Ballerina Ballroom Cinema of Dreams
- Location: Scotland
- Established: 2008
- Founded by: Tilda Swinton

= Ballerina Ballroom Cinema of Dreams =

The Ballerina Ballroom Cinema Of Dreams is a Scottish film festival founded by actress Tilda Swinton. The inaugural event took place in a ballroom in Nairn in the Scottish Highlands between August 15 and 23 2008.

== The Origins ==
A while ago, on an impulse, a quixotic seizure, Tilda Swinton rented a ballroom in an old Victorian stone building in Nairn in the North East of Scotland, a seaside town where Charlie Chaplin used to holiday and which has a balmy microclimate and vistas across the Moray Firth to the Black Isle, Cromarty and Sutherland.

The ballroom is called the Ballerina. In the 60s and 70s Pink Floyd, The Who and Cream (band) played there. The ballroom in nearby Elgin was called The Red Shoes.
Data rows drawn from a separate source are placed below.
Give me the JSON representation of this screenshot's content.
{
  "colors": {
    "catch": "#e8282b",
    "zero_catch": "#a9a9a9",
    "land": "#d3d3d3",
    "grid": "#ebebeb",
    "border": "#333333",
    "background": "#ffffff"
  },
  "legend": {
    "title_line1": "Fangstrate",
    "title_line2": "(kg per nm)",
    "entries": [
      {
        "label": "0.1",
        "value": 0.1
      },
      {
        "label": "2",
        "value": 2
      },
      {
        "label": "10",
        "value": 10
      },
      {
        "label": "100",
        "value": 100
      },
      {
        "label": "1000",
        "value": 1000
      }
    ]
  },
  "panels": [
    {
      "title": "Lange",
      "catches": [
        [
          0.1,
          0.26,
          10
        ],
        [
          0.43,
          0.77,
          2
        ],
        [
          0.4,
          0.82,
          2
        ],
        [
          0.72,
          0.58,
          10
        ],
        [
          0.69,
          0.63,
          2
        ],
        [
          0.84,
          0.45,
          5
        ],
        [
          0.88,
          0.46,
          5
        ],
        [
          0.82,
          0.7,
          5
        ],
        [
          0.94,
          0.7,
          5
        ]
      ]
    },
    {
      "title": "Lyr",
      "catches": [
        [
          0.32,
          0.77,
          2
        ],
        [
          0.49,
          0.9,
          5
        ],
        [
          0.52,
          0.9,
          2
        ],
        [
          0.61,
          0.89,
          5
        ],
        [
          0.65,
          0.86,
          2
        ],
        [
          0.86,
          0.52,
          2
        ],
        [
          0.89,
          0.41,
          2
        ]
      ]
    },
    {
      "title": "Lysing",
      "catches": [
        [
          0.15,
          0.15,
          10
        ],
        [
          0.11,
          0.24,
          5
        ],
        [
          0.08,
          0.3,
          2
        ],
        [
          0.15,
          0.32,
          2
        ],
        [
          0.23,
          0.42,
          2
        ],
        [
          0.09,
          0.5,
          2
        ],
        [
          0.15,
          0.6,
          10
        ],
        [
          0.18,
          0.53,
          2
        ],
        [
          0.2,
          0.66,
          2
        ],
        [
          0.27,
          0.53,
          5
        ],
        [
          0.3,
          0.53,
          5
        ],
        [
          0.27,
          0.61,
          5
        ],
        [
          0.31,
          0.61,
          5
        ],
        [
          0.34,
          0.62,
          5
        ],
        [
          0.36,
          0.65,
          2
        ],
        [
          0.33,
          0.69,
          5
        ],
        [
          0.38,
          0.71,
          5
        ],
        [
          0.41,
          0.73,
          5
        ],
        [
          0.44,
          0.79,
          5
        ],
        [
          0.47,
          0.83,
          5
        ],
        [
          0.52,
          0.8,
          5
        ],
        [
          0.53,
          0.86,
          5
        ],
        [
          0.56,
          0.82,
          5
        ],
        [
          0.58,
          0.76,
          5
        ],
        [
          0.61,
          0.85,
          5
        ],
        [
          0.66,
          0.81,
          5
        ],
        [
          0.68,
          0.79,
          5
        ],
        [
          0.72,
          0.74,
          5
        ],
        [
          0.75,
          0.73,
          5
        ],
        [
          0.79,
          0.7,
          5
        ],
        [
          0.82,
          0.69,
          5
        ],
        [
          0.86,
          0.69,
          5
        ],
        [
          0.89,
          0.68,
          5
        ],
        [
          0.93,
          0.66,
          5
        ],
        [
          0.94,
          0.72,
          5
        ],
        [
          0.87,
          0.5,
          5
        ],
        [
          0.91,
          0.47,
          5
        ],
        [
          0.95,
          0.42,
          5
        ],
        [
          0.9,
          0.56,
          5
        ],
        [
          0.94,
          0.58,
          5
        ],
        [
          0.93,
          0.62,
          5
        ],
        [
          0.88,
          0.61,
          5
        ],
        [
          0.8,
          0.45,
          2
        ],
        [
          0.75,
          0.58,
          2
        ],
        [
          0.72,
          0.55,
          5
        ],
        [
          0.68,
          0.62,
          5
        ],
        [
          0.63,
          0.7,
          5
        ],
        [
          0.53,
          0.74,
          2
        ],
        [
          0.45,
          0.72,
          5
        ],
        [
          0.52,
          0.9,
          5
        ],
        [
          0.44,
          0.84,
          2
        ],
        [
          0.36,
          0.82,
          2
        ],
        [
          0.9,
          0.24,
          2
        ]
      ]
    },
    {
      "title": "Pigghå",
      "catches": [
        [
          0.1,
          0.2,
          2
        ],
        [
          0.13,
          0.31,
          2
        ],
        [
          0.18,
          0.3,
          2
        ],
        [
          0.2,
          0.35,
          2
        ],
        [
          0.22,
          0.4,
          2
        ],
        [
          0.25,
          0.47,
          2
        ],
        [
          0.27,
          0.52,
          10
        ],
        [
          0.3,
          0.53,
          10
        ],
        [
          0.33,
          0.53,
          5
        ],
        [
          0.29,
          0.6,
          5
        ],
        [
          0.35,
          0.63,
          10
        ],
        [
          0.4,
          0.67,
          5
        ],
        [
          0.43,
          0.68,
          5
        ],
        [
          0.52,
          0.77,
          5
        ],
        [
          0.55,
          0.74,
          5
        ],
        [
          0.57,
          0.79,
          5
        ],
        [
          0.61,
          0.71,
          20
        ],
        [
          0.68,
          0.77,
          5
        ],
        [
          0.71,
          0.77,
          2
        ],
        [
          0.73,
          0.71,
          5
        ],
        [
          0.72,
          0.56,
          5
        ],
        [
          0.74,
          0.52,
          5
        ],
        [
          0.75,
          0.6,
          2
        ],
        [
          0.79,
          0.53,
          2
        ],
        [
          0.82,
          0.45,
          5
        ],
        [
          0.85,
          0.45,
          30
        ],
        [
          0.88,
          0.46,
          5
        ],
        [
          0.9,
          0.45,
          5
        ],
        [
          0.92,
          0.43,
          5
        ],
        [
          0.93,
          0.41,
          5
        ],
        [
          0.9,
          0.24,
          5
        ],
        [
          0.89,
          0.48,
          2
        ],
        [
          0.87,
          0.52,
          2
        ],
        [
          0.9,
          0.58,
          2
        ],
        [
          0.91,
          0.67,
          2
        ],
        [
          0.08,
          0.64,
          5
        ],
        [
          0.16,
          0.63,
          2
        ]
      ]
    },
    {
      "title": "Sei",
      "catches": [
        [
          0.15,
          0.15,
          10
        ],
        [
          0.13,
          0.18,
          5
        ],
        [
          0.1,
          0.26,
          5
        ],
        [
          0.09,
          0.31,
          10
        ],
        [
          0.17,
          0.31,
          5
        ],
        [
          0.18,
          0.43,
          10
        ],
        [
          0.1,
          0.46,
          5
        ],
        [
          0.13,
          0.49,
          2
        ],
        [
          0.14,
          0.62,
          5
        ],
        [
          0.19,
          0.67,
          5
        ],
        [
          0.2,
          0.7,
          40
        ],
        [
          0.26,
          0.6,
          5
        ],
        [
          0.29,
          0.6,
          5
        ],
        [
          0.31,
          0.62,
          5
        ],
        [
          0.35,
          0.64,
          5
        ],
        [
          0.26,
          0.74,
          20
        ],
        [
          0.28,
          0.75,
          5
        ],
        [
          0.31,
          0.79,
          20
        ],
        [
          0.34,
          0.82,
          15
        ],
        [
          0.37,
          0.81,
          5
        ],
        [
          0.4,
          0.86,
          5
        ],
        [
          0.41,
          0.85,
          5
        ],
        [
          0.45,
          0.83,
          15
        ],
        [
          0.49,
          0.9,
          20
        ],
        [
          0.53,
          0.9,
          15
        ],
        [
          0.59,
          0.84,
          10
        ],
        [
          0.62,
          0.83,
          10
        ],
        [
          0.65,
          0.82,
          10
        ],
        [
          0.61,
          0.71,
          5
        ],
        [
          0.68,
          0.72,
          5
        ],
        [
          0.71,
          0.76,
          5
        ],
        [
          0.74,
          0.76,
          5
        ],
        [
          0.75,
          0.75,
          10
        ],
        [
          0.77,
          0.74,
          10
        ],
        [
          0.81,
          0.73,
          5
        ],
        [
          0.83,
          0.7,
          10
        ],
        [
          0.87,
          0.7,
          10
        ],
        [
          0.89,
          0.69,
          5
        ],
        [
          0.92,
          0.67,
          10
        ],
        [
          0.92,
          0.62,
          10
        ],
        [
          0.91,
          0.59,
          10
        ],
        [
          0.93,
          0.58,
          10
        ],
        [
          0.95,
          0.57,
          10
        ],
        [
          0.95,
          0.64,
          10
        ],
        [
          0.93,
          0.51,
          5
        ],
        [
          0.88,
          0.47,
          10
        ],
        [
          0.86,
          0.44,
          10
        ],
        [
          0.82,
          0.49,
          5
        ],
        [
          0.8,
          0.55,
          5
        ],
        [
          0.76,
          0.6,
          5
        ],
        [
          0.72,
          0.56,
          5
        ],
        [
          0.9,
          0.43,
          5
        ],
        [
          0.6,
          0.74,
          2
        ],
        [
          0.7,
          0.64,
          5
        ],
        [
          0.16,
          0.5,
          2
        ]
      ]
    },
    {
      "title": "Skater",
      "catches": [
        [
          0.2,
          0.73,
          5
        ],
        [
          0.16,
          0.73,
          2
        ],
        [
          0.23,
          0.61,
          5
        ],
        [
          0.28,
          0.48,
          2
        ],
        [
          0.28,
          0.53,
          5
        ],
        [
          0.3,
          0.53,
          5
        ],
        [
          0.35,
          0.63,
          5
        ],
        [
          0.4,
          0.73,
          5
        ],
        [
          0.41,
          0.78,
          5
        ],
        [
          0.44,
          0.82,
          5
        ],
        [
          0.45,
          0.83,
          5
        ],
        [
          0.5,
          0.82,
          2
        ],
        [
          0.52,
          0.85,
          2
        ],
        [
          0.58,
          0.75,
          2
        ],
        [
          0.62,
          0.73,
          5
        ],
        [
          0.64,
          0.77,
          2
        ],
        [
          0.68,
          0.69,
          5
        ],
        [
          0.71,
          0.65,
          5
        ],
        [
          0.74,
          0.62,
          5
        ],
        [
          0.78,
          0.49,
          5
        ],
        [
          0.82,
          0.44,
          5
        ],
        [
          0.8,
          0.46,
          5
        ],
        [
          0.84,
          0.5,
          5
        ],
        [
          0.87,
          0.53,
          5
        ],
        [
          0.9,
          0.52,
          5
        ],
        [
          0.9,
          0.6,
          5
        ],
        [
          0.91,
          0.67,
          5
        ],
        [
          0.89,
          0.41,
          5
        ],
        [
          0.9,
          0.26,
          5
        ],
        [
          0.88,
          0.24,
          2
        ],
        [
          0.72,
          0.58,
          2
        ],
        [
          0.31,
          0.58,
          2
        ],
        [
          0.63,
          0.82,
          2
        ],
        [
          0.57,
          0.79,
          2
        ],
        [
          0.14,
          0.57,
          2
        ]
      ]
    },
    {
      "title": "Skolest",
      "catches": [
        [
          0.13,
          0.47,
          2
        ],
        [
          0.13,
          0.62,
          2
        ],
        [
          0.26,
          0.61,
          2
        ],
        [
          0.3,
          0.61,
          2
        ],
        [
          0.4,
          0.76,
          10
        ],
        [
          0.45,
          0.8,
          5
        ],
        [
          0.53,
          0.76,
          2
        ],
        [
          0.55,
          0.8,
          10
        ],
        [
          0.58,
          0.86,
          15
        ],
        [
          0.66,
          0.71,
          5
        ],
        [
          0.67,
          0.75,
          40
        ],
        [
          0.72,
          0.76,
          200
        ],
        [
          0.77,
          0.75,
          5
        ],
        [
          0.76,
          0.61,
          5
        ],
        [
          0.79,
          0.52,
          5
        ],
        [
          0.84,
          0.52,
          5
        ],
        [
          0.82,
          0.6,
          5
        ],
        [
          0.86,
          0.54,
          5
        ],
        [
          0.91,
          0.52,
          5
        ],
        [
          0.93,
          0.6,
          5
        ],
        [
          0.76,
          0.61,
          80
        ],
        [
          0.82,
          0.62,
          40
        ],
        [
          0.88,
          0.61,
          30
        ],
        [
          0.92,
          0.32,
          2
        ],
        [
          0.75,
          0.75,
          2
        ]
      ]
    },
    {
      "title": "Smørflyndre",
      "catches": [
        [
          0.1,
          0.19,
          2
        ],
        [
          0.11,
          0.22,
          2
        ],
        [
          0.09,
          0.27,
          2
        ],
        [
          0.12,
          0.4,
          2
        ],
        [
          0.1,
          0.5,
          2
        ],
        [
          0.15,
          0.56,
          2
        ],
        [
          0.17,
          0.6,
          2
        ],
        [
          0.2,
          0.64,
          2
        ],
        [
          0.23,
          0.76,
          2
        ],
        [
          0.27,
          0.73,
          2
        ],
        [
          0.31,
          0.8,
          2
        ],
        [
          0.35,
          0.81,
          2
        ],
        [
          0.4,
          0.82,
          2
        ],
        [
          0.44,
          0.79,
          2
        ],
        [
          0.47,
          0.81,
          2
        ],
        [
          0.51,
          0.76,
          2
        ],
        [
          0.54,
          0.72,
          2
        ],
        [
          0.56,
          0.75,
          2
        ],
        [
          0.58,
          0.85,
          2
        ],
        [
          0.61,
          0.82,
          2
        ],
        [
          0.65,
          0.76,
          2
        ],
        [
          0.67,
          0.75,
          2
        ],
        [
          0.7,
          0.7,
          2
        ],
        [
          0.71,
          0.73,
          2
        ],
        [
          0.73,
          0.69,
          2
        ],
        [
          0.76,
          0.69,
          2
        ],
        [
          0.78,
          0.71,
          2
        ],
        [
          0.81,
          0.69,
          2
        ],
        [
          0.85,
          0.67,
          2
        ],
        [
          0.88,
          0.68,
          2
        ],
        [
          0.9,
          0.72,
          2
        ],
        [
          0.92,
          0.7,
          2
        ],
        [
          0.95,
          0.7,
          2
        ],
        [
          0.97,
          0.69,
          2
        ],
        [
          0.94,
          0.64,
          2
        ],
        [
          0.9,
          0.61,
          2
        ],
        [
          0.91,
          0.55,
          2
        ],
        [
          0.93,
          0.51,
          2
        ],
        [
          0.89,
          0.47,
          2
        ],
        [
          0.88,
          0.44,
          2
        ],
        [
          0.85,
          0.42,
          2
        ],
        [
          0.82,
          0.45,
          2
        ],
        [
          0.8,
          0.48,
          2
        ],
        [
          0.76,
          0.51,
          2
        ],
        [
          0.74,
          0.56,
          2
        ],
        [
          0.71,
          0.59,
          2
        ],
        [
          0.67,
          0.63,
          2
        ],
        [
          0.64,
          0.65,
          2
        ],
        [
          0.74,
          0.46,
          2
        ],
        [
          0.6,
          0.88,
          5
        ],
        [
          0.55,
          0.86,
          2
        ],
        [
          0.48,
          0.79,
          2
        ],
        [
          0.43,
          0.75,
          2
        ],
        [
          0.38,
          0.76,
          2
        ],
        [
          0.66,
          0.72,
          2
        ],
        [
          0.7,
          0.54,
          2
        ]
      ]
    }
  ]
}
After renting the Ballerina, Swinton took Mark Cousins to see the place – they were making a wee film about being 8½ and falling in love with cinema – and he loved it and so, together, they dreamt up a festival of beanbags on the floor, that would run 8½ days, that would be a 6 out of 10 on the grunge scale, that would serve home-made cakes and fish finger sandwiches, whose tickets would be £3/£2, or free if you took a tray of home-baking, and that would transform the Ballerina into something like a ghost train.